I don’t even understand why they need to merge. Both chains are basically zombie retailers as far as their physical stores go. One can wait for the other to go under then try to be the dominant player.

In my area, Office Depot is somehow in better shape than Staples (has remodeled/downsized some stores in the past few years, so the stores at least look fresh). Staples looks absolutely terrible with unkempt stores, poor merchandising, and skeleton staffing levels — cannot believe how far Staples has fallen from 15 years ago in-store.

Also think with all this “work from home” stuff, it will hurt their large contract business.

Craig Sundstrom
Craig Sundstrom
Noble Member
3 years ago

Did it ever make sense? (Bonus Question: do any of these mergers ever make sense? How many?)
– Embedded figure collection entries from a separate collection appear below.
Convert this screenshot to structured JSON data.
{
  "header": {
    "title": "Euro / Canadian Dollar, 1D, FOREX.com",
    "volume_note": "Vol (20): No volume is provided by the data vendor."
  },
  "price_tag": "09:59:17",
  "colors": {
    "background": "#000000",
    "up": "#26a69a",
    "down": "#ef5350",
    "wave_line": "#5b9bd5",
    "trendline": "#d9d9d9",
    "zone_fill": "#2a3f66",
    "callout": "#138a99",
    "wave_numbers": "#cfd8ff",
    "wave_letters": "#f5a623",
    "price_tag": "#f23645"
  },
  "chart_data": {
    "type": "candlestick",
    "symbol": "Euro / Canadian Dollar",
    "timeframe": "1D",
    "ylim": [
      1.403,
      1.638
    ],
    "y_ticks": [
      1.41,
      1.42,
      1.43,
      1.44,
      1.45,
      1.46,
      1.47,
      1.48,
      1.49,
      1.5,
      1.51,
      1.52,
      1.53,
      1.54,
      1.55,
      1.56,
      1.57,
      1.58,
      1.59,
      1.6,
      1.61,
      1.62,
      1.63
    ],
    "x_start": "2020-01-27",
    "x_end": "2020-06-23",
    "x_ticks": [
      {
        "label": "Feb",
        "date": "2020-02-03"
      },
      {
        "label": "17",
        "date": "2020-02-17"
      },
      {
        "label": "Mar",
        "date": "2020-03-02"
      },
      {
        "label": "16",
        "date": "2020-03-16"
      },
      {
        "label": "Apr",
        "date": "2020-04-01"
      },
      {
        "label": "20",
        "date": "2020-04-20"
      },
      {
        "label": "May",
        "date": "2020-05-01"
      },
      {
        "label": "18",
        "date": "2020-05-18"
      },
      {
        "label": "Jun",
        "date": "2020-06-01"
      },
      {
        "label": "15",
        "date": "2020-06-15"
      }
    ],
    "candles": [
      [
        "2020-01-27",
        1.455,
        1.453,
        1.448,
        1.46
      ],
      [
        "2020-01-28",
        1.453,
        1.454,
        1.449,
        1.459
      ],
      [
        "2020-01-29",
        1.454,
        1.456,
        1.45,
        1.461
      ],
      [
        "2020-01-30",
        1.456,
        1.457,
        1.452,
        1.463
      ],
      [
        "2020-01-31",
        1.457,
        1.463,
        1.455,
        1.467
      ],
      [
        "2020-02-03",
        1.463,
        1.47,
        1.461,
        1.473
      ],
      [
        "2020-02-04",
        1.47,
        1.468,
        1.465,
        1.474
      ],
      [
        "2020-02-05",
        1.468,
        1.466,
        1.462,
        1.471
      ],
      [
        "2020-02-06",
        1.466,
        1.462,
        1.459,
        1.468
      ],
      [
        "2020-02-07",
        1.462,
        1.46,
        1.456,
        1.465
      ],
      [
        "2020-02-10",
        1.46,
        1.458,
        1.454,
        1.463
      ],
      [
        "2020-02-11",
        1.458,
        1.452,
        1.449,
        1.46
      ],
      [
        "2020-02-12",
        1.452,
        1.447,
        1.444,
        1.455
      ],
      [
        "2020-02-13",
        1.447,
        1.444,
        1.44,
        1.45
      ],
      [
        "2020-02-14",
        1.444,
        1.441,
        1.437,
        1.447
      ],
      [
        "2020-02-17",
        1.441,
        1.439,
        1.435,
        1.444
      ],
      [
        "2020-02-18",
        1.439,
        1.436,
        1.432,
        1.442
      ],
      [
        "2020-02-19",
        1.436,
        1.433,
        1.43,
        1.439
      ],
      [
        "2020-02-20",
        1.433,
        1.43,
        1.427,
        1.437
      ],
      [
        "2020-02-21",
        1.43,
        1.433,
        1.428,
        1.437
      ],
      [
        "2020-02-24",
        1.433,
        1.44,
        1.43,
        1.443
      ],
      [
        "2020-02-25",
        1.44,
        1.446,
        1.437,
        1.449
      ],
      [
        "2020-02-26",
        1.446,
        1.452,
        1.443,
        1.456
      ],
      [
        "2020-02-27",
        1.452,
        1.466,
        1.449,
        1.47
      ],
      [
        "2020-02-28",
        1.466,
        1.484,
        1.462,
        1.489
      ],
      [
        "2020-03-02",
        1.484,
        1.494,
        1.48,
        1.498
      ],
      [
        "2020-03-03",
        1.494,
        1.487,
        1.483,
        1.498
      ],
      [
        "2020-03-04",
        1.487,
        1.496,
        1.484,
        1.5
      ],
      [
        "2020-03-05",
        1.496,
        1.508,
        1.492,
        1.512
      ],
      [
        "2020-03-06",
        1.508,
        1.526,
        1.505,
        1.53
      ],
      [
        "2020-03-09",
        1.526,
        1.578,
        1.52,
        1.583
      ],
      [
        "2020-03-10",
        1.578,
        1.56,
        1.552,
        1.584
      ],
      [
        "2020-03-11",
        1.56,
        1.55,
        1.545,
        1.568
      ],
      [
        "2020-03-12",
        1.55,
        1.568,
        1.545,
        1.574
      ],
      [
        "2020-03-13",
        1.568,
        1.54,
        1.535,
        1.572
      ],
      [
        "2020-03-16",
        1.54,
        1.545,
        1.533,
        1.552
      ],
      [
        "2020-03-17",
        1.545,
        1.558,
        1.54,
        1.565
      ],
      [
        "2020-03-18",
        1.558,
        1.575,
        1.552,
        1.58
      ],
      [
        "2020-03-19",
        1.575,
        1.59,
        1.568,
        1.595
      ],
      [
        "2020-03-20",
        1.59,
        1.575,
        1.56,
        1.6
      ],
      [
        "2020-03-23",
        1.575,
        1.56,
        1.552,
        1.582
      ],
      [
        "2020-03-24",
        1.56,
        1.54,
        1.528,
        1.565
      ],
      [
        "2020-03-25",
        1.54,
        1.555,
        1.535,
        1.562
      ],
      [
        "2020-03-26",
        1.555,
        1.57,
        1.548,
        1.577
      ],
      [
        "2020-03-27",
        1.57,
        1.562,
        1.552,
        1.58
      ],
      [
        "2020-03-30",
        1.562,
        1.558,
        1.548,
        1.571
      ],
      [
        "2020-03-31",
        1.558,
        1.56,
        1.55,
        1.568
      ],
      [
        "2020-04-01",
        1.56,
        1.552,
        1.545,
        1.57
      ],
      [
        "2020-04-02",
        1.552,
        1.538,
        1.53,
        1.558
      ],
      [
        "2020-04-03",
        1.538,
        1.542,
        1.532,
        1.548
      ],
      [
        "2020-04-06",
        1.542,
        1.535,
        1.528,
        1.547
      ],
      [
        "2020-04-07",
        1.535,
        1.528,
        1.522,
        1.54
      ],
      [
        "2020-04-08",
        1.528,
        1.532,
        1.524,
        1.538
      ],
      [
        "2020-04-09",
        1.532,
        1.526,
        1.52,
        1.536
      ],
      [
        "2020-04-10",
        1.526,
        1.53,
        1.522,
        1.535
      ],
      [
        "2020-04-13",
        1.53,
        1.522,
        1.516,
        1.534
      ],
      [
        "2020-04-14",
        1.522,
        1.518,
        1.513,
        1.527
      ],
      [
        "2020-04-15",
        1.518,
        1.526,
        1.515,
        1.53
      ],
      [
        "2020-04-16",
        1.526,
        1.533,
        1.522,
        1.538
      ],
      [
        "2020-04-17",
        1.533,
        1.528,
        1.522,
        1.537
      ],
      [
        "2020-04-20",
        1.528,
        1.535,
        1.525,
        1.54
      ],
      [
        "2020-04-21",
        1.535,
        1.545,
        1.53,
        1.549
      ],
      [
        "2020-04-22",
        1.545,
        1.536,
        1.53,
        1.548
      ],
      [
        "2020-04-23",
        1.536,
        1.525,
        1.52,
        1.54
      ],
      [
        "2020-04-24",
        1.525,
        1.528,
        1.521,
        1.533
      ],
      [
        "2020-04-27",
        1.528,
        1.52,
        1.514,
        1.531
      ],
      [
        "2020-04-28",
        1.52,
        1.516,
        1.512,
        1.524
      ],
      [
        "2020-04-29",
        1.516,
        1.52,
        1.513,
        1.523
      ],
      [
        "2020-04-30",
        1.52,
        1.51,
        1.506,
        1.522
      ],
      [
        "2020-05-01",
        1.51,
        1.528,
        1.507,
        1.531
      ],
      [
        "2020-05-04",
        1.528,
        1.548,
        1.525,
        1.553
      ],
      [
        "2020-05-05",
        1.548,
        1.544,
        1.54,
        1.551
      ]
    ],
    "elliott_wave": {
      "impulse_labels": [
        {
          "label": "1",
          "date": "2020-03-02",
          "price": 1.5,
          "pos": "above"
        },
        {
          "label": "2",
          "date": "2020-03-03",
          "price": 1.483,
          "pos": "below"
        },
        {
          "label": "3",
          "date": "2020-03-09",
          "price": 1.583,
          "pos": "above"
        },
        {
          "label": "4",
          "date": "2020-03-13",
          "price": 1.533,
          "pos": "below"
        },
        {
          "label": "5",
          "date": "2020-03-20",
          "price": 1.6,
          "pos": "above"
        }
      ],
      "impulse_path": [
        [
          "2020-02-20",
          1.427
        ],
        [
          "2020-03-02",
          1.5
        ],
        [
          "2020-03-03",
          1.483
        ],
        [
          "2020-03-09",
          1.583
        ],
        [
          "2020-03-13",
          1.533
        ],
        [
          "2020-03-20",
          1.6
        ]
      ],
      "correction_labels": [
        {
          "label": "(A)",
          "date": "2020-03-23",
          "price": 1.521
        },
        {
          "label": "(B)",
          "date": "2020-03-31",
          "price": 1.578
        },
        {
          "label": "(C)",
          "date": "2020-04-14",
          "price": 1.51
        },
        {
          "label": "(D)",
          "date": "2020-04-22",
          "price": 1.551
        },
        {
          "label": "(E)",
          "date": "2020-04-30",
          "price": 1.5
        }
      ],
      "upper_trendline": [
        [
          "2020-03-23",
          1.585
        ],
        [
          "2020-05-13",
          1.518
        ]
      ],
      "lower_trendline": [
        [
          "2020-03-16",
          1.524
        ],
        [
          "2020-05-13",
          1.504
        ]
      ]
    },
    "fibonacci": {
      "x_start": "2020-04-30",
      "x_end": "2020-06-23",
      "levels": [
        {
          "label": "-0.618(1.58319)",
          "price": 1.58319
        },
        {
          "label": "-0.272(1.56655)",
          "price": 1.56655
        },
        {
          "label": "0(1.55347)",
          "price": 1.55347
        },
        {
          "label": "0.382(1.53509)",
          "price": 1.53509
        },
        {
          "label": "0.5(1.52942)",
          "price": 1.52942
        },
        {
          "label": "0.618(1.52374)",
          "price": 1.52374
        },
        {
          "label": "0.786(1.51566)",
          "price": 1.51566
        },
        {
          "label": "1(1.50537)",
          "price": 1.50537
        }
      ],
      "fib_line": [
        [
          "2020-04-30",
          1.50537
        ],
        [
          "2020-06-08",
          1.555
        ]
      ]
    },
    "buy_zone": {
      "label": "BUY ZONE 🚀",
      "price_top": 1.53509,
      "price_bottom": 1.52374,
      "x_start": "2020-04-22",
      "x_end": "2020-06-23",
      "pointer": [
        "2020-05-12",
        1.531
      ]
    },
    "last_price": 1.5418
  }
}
Oh, I know, there are always these impressive presentations that X dollars will be saved by closing Y “redundancies” … and the only increase will be the CEO making Z times what the old one made (but there will only be one instead of two).

Maybe these things really happen, but mostly what consumers see is the eliminated redundancies, meaning either stores or employees (frequently both).

As for the timing, will this Democratic admin be more open to it than the last one? (Second Bonus Question: why didn’t they propose this a year ago, in the middle of a dogmatically anti-regulation Republican admin? Personally I find it hard to get enthused with a group that seems to have such ill timing).